Our research group is headed by Professor Steven Tomsovic. Our group has consisted of visiting researchers and post-doctoral, graduate and undergraduate students in physics and mathematics. We are part of the Department of Physics and reside on the 9th floor of the Webster Physical Science building on the campus of Washington State University in Pullman, Washington in the USA.

For the 2006-2007 school year, Professor Steven Tomsovic received the Martin-Gutzwiller Fellowship to attend the Max-Planck Institute for the Physics of Complex Systems in Dresden, Germany. For more information, see this article.

Quantum Chaos

Quantum chaos is an interdisciplinary branch of physics which arose in the second half of the 20th century from the modelling of quantum/wave phenomenon with classical models which exhibited chaos.
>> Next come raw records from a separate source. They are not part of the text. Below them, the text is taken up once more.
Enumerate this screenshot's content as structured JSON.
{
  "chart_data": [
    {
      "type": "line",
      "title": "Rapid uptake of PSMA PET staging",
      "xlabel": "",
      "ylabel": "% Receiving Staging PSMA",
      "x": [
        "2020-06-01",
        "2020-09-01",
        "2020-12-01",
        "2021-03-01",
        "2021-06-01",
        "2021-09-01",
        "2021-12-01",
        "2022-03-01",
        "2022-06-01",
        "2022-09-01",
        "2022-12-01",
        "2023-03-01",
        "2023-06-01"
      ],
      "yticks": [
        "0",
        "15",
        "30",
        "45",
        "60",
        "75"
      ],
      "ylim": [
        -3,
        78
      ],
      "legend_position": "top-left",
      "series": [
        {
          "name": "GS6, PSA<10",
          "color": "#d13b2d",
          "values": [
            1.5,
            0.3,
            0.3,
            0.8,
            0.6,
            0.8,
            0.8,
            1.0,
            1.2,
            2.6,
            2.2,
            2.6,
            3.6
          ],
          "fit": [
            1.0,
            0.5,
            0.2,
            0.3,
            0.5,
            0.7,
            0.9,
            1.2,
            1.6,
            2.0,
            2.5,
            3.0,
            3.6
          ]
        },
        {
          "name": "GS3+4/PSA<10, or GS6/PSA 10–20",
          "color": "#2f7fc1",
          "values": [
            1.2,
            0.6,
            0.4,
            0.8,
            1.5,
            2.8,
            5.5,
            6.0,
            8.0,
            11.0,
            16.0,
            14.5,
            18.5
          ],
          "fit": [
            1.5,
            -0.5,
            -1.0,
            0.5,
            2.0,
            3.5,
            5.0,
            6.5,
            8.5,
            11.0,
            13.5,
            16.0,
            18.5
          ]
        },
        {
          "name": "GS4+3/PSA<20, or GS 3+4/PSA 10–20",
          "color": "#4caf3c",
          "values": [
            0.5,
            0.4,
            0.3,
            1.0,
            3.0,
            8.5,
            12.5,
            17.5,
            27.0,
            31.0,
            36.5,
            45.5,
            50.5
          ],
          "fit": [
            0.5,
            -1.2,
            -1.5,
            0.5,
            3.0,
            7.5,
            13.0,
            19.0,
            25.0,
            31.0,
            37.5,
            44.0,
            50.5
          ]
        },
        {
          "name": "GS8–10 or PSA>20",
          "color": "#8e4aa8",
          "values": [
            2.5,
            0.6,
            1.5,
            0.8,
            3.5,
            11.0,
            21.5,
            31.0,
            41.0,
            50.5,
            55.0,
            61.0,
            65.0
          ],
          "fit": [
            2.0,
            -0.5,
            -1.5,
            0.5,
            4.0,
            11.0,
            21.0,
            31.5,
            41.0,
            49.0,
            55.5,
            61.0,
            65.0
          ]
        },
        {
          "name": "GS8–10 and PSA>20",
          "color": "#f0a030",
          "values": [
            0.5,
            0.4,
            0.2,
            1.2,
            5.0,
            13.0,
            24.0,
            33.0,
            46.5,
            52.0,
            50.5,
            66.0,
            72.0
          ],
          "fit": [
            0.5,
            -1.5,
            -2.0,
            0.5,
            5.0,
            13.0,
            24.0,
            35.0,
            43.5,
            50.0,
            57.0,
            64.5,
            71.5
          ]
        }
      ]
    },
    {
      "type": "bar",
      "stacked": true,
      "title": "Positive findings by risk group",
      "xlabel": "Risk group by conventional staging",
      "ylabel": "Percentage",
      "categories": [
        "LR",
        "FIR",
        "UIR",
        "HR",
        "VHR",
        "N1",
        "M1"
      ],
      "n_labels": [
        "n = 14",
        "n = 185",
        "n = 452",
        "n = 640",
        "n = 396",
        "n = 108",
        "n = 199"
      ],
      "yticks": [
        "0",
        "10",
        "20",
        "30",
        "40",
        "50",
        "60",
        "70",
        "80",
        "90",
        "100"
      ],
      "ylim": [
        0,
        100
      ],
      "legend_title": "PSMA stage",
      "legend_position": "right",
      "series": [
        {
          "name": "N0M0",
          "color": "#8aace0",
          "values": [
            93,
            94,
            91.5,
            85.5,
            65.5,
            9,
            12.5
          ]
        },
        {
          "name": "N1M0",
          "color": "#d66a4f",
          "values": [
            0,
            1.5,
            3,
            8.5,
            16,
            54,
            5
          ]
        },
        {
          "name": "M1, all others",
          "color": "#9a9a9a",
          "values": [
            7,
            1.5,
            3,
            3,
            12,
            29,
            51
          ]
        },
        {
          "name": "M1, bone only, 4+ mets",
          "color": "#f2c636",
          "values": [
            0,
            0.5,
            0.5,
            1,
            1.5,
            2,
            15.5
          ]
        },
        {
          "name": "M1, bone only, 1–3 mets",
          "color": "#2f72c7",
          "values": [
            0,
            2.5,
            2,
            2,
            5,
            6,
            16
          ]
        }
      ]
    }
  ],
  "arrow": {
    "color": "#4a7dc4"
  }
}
The transition regime between classical and quantum behavior is the semiclassical regime. The correspondence between the classical system and the quantum/wave system improves in the classical limit of large quantum numbers.

Important ideas associated with quantum chaos are level repulsion in the spectrum, dynamic localization in the time evolution and enhanced stationary wave intensities in regions of space where classical dynamics exhibits only unstable trajectories (wave function scarring). Important methods applied in the theoretical study of quantum chaos include random-matrix theory (with significant contributions from Oriol Bohigas) and periodic-orbit theory (pioneered by Martin Gutzwiller). Sir Michael Berry proposed an alternative name for quantum chaos as quantum chaology.